Looking back to my opening comments on the first page of this profile, which describe my friend’s preference for aged, off-vintage Montrose, the thought that this estate might regularly overperform in weaker vintages is perhaps a rather simple assessment. It is perhaps more widely accepted that Château Montrose is a property that offers great consistency through many vintages, weak and strong, and also has a propensity to age very well, with bottles from the first few decades of the 20th century reported to be holding up very well. A slightly more recent vintage than my friend’s, the 1964, shows how Château Montrose may benefit from the aforementioned favourable climate, as earlier picking meant Montrose was one of the few estates that excelled in this very wet vintage, most others bringing in swollen and dilute grapes following extensive rain. The 1997 vintage was another difficult year in which Montrose certainly faired much better than many of its peers.

Other vintages display the success of the 1980s, with even 1983, often reported to be a weaker vintage for Château Montrose, encountered in a blind horizontal tasting, showing very well indeed.

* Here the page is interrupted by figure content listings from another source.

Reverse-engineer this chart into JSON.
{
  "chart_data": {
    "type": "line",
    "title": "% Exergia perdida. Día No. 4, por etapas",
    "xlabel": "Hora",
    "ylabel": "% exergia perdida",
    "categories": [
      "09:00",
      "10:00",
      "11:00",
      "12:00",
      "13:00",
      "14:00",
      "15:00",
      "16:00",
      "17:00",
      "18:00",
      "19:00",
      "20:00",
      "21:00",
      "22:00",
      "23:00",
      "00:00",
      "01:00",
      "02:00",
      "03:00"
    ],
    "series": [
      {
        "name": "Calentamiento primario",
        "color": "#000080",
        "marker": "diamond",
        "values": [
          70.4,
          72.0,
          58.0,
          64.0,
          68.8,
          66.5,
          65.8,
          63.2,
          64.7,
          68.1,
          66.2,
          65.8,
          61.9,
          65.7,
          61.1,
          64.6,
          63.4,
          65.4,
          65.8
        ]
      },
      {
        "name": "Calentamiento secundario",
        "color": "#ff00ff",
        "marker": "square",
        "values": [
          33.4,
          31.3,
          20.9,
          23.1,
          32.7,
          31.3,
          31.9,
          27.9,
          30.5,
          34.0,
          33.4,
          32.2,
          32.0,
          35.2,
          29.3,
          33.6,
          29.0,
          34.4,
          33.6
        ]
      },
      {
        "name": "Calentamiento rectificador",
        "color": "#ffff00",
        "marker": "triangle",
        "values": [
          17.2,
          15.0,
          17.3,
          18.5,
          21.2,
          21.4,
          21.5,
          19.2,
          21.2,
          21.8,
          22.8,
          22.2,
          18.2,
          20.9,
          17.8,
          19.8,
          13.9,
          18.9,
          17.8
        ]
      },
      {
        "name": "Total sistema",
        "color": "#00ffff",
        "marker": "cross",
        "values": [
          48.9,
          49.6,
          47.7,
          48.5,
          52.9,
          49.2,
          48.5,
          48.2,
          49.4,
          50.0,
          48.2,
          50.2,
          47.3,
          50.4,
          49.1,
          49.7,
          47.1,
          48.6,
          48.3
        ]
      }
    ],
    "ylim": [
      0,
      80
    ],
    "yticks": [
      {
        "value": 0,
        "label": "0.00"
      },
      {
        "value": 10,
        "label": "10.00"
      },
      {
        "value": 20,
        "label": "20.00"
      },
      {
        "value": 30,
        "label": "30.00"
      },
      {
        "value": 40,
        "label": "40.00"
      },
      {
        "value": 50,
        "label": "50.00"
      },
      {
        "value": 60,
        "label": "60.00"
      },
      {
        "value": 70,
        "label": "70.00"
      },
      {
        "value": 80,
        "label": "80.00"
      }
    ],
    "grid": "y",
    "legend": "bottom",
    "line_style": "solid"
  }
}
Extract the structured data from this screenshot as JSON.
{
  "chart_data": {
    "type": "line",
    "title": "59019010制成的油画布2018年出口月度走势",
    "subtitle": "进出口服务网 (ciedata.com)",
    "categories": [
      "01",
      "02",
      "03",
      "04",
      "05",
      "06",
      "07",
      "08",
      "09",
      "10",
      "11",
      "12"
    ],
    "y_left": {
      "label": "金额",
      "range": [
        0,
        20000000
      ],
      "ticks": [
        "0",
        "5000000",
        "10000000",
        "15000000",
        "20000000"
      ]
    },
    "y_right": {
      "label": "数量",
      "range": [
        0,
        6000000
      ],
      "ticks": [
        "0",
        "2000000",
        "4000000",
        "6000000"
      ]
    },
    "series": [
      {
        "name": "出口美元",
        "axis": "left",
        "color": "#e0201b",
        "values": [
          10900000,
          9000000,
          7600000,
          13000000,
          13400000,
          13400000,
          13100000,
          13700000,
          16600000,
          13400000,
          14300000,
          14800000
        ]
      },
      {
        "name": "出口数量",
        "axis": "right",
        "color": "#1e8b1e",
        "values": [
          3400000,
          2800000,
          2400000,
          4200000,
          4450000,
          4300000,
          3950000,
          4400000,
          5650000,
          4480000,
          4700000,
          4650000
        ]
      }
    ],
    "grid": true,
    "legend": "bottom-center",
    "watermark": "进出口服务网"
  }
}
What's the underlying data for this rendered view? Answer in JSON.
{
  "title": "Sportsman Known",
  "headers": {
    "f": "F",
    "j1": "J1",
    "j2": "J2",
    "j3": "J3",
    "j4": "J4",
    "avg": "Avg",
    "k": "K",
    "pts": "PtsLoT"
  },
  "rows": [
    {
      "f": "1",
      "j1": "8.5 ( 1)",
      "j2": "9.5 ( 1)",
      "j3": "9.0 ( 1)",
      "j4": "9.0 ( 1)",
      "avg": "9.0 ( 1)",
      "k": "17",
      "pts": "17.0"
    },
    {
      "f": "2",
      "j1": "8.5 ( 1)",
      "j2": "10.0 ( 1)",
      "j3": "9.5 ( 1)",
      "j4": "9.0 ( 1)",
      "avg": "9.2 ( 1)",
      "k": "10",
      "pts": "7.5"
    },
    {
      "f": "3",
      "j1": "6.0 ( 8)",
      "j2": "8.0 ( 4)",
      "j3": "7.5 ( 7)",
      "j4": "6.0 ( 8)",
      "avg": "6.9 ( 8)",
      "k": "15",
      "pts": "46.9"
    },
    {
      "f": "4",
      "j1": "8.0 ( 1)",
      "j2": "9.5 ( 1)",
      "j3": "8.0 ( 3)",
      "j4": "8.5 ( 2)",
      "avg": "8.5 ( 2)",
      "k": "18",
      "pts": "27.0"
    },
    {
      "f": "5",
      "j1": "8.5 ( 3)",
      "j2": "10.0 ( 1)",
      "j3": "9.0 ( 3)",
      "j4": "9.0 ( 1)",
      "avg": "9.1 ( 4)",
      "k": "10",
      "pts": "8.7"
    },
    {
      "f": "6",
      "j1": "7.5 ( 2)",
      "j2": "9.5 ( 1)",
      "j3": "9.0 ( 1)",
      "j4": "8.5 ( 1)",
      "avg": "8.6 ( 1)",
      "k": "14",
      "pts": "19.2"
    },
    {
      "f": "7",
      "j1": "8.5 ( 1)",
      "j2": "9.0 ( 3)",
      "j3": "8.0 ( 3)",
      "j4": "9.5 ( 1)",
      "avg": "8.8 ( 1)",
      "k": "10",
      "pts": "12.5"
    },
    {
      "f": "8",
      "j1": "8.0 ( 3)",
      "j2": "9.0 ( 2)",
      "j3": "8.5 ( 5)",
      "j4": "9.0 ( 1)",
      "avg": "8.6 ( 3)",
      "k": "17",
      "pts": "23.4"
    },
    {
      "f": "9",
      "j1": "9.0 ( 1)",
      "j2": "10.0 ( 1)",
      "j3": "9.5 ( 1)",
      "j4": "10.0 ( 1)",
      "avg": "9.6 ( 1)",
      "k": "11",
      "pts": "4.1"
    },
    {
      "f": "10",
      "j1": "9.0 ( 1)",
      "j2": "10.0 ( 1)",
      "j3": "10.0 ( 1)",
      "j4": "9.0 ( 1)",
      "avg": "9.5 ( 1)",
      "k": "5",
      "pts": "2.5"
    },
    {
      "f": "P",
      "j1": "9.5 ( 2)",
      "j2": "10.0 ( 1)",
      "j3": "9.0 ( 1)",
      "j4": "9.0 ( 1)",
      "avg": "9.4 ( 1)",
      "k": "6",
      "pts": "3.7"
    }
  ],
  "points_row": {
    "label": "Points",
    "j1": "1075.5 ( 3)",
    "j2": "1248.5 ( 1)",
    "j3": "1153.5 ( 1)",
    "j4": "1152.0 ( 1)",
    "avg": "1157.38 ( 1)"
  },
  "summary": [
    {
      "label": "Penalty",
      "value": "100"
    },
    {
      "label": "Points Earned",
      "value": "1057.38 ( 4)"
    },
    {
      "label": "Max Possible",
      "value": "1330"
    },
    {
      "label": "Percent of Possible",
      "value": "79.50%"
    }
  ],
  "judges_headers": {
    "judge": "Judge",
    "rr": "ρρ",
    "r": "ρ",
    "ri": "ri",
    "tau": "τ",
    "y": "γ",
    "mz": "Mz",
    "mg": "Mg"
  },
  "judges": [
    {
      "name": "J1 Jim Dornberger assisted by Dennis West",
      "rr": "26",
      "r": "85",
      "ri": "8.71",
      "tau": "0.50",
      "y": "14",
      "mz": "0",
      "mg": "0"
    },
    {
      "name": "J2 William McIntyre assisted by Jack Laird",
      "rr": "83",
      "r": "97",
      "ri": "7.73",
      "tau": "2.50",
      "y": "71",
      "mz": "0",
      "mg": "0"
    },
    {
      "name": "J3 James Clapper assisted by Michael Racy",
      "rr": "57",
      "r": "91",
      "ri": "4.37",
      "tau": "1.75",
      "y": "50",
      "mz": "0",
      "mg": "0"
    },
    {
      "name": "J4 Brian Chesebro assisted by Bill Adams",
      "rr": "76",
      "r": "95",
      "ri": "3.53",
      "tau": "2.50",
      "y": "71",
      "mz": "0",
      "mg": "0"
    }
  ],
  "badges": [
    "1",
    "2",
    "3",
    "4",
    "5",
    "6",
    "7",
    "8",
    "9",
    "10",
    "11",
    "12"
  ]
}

Vintages from the early years after the arrival of the Bouygues brothers, largely tasted during the primeurs, were perhaps not been so enthralling especially when compared to those from neighbouring Château Cos d’Estournel, although how much this reflected the reserved nature of Jean-Bernard Delmas in assembling the barrel samples for journalists, compared to the showmanship found at some other estates, was perhaps open to question. Anyway, it is a moot point, because the team has since change (more than once), and in more recent years the wines have often been stunning, both when tasted from barrel, and from bottle, and in maturity.